Yesterday when I got off of work I called a friend because I was too lazy to text said friend.  Today he called me back.  I wasn’t sure why he was calling, and it was simply because he had noticed that I had called him and was just getting to the point where he could call me back.  My friends here care enough to call me back.  As if I’m important or something.
My friends here try to take what I say to heart.  They try to make me feel comfortable.  They act as if  I’m part of the family, and they care when I’m not around.  There is a community that I’ve never experienced before.  It’s like I’m heard.  Like maybe I’m not ugly.  Like maybe I matter.

And this isn’t to belittle my California friends, because they mean the world to me.  But sometimes I make them my world, when I could never be their world.  This is my world now.  Big skies and clouds that light up.  Lightning bugs and actual lightning.  Humidity that could make me cry, and thunderstorms that make it all worth it.  All of the stories that meant the most from my childhood took place here.  I’ve come home, somehow.

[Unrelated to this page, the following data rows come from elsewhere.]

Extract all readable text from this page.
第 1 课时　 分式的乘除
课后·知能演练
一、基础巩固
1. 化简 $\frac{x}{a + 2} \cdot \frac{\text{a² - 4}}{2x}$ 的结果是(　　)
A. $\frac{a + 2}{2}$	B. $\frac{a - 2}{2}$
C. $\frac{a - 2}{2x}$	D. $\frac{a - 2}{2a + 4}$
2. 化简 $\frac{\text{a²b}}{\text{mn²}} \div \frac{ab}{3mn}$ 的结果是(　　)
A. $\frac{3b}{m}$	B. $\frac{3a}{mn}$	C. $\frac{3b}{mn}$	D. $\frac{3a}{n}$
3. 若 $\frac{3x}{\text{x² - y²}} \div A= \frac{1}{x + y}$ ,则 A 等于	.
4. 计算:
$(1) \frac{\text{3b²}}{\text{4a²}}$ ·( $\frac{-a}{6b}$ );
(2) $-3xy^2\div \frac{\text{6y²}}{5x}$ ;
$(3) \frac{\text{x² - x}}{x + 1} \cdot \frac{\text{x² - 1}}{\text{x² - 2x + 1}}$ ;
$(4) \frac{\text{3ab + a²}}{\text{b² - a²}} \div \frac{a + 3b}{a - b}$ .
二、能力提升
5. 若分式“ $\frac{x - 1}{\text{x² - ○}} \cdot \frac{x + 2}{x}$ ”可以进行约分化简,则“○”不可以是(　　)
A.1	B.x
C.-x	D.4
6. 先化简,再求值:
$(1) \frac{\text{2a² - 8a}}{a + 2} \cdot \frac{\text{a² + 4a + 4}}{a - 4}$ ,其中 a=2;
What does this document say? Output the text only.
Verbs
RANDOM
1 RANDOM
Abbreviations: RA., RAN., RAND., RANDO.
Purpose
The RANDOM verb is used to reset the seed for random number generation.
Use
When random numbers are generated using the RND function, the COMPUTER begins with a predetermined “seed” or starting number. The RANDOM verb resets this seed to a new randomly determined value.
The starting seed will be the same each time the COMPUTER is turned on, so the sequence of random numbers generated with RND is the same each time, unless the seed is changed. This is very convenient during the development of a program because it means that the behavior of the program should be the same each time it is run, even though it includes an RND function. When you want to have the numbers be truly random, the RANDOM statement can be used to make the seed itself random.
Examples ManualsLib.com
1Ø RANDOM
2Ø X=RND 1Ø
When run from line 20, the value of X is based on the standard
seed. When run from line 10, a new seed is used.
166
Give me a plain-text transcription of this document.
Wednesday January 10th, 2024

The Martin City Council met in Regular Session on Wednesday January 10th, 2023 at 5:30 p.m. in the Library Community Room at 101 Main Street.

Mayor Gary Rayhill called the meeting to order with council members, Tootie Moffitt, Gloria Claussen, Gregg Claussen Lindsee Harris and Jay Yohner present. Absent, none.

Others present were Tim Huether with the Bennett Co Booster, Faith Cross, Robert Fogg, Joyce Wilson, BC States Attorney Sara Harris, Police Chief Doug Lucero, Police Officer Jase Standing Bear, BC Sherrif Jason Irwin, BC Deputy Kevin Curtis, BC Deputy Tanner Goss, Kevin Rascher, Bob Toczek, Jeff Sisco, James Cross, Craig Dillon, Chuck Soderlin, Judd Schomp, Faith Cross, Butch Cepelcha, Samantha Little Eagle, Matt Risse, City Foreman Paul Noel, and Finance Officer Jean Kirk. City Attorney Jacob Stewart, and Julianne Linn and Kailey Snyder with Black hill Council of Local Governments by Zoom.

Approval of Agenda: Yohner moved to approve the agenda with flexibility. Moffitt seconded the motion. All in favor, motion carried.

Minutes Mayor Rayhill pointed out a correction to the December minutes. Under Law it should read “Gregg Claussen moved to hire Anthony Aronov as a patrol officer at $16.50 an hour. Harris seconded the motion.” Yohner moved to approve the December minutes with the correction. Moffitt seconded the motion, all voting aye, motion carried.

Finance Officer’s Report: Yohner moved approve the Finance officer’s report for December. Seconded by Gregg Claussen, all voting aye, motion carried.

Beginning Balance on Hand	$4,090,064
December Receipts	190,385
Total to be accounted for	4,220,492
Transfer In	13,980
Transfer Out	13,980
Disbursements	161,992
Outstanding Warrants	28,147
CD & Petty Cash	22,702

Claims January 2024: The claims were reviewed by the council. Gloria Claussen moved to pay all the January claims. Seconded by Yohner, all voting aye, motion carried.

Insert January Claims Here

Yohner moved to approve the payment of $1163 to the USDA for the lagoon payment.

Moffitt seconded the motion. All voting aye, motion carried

Here, they’d notice if I disappeared.

Blogging Everyday in July|About Interrupting

I feel as though my life has been interrupted abruptly.  But it’s my fault, really.  I got used to being treated a certain way, used to a certain lifestyle, used to a certain version of respect.  But I interrupted it.

One thing that I’ve noticed here in the South is that people don’t really listen.  Not all people,  but a lot of people.  Why do I say this?  Because it’s a land of interrupters.  I don’t speak  or tell stories because I like the sound of my voice.  It’s a bonding experience.  Stories build community.  But most of the time when I have something to say I am cut off, because someone else has an opinion.  Or even better, because they weren’t listening at all.  I can be in conversation with someone else, and instead of waiting for me to finish, people will interrupt.  Like I don’t matter.  Where I’m from, that’s disrespectful.  You only do it if you have no manners, or if you really don’t care what a person has to say.  And it’s something that I hate.

When I want to speak with someone, and I see that they’re already in conversation with someone else, I will stand and wait.  Unless it’s something time sensitive.  Which it rarely is.  But maybe it’s just because I’m timid.

At work I’ll be helping a guest and another one will walk up and start asking questions.  These people don’t know each other.  And they don’t know me.  How did they reach adulthood and not learn to wait in line?  Wait your freakin’ turn.

There’s a coworker that ignores and interrupts me, no matter what I’m saying.  Even if I’m trying to explain a work situation.  Then I’ll get phone calls later, when I’m at home, because I was interrupted when passing on information.  Literally, listen when people are speaking.

I can be hanging out with my friends here and start telling a funny story or sharing some information about myself, and someone else will just start talking.  Like I don’t matter.  Like I wasn’t just saying something.  It makes me feel as though they don’t have any desire to get to know me.  And they don’t really know me now.  Obviously.  I haven’t been here long enough for anyone to know me.

And I’m trying not to to take offense.  Because I don’t think that they mean anything by it.  I was just raised a certain way.  I grew up a certain way.  My heart just feels disrespected.  Sick of the interruptions.